This evening I will start my long journey back home to Mozambique. I leave at 8pm on the red-eye from Oakland to Atlanta, then cool my heels for 5 hours until my flight for Johannesburgb leaves at 10:30am. The only thing worse than a 17.5-hour flight at night? The same butt-busting trip during daylight hours. I will literally fly all day, arrive in Jo-burg at 10:30am on Friday, then wait for another several hours to get the LAM flight back to Maputo. (By the way, LAM was one of the airlines recently black-listed by France and Belgium...Not sure why, honestly. It seems like a pretty well-run airline to me.)
I will spend the weekend in Maputo working with the credit union that I'm putting together this rural microfiance proposal for, and hopefully accomplishing enough so that I can leave the capital with a finished document in hand. I fly back to Chimoio on Sunday (there are no flights on Friday or Saturday), then rest for one evening at home before leaving for Zimbabwe the next morning with Ricardo.
We will be near Chipinge in south-eastern Zimbabwe to prep our tea processing client (from my last proposal) for a conference call with the Dutch government, the potential source of funding for the project. Basically, if this conference call goes well and we are able to convince the funders of the company's financial stability, we will likely get the money to start a joint venture and build a tea factory in Mozambique!
I'm excited about going back to Chimoio, as odd as that seems given the isolated, boring nature of life there most of the time. I actually miss my housemates and their crazy ways. I miss the familiar mess of our living room, the bare dirt lot that we affectionately call a backyard, our dopey dogs...I even miss cooking for 5 on a regular basis.

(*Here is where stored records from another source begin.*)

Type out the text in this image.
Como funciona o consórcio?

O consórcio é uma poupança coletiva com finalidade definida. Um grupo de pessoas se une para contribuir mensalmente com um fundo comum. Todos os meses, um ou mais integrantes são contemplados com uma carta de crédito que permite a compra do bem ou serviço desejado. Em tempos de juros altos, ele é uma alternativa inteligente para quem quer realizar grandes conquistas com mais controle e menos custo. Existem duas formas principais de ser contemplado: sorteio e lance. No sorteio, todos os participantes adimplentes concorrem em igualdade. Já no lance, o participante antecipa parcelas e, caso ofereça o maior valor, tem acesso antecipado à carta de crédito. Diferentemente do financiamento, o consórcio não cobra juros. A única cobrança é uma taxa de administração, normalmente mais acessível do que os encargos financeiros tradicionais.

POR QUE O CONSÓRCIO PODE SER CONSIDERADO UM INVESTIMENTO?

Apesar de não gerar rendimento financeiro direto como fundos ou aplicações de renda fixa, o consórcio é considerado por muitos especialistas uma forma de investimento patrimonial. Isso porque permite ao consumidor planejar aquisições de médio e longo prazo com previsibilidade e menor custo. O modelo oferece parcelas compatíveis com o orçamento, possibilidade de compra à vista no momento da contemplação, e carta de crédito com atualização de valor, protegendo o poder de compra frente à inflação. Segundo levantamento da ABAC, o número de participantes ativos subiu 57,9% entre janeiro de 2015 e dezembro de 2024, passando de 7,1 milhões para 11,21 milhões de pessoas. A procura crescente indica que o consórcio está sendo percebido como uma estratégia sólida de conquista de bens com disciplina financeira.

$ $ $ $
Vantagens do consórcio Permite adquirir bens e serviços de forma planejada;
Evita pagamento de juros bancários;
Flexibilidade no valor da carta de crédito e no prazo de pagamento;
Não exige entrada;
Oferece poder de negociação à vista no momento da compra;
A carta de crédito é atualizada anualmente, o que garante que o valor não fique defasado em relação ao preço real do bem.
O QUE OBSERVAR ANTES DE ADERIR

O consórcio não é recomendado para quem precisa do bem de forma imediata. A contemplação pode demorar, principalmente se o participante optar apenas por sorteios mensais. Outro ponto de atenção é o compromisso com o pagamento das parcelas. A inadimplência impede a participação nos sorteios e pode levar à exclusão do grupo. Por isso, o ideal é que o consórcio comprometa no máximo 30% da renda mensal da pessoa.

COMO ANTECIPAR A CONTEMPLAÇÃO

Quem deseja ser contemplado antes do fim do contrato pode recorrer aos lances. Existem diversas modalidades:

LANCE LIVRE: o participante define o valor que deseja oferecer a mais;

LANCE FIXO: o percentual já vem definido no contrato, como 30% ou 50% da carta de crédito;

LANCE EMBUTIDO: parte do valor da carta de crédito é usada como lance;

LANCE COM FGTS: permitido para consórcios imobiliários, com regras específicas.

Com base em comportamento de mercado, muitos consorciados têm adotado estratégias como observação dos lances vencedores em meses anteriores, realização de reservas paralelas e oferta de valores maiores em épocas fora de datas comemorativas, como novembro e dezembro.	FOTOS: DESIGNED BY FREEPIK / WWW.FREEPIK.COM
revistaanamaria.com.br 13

Actually, there are some exciting changes awaiting back in Chimoio. Ricardo and Gemelli, in a surge of creative energy, decided to do a complete overhaul on our living room. They bought a new table and 6 chairs, all made of wood, so we can finally expell the plastic lawn furniture we've been using to work and eat on. They also picked up some large wicker chairs and some end tables that local artisans sell on the side of the highway from Chimoio to Tete, so now everyone has a place to sit and we can feasibly entertain company. The boys then varnished everything, repaired the holes in the wall where darts from an old dart board missed their mark, and rearranged all the furniture. Then came the final touches...Ricardo and Gemelli bought several capulanas, the colorful fabric sheets the local women use as sarongs, and turned them into curtains. Yes, curtains. Complete with measuring and sewing and color-coordination.
Finally, just to leave the decorating marathon on a masculine note, the boys decided to fix our poor tv that exploded in an electrical surge a couple of months ago. They took it completely apart, fiddled with the wiring, and somehow managed to rescussitate the whole thing. So now, not only do we have a working tv again, a household decision was made in my absence to get cable! This is so unbelievably exciting! A makeover for the living room and lots of mindless channels to fill our hours of boredom. I can't wait to go home!
1 comment:
hey, the world is coming to mozambique and you're at the forefront... congratulations :D
glad to read you enjoyed your stay in the states, but even more to understand that you were glad to go back to chimoio... you've learned a lot and have been able to focus emotionally on a community needing help in whatever ways... well done and have a good trip, OK?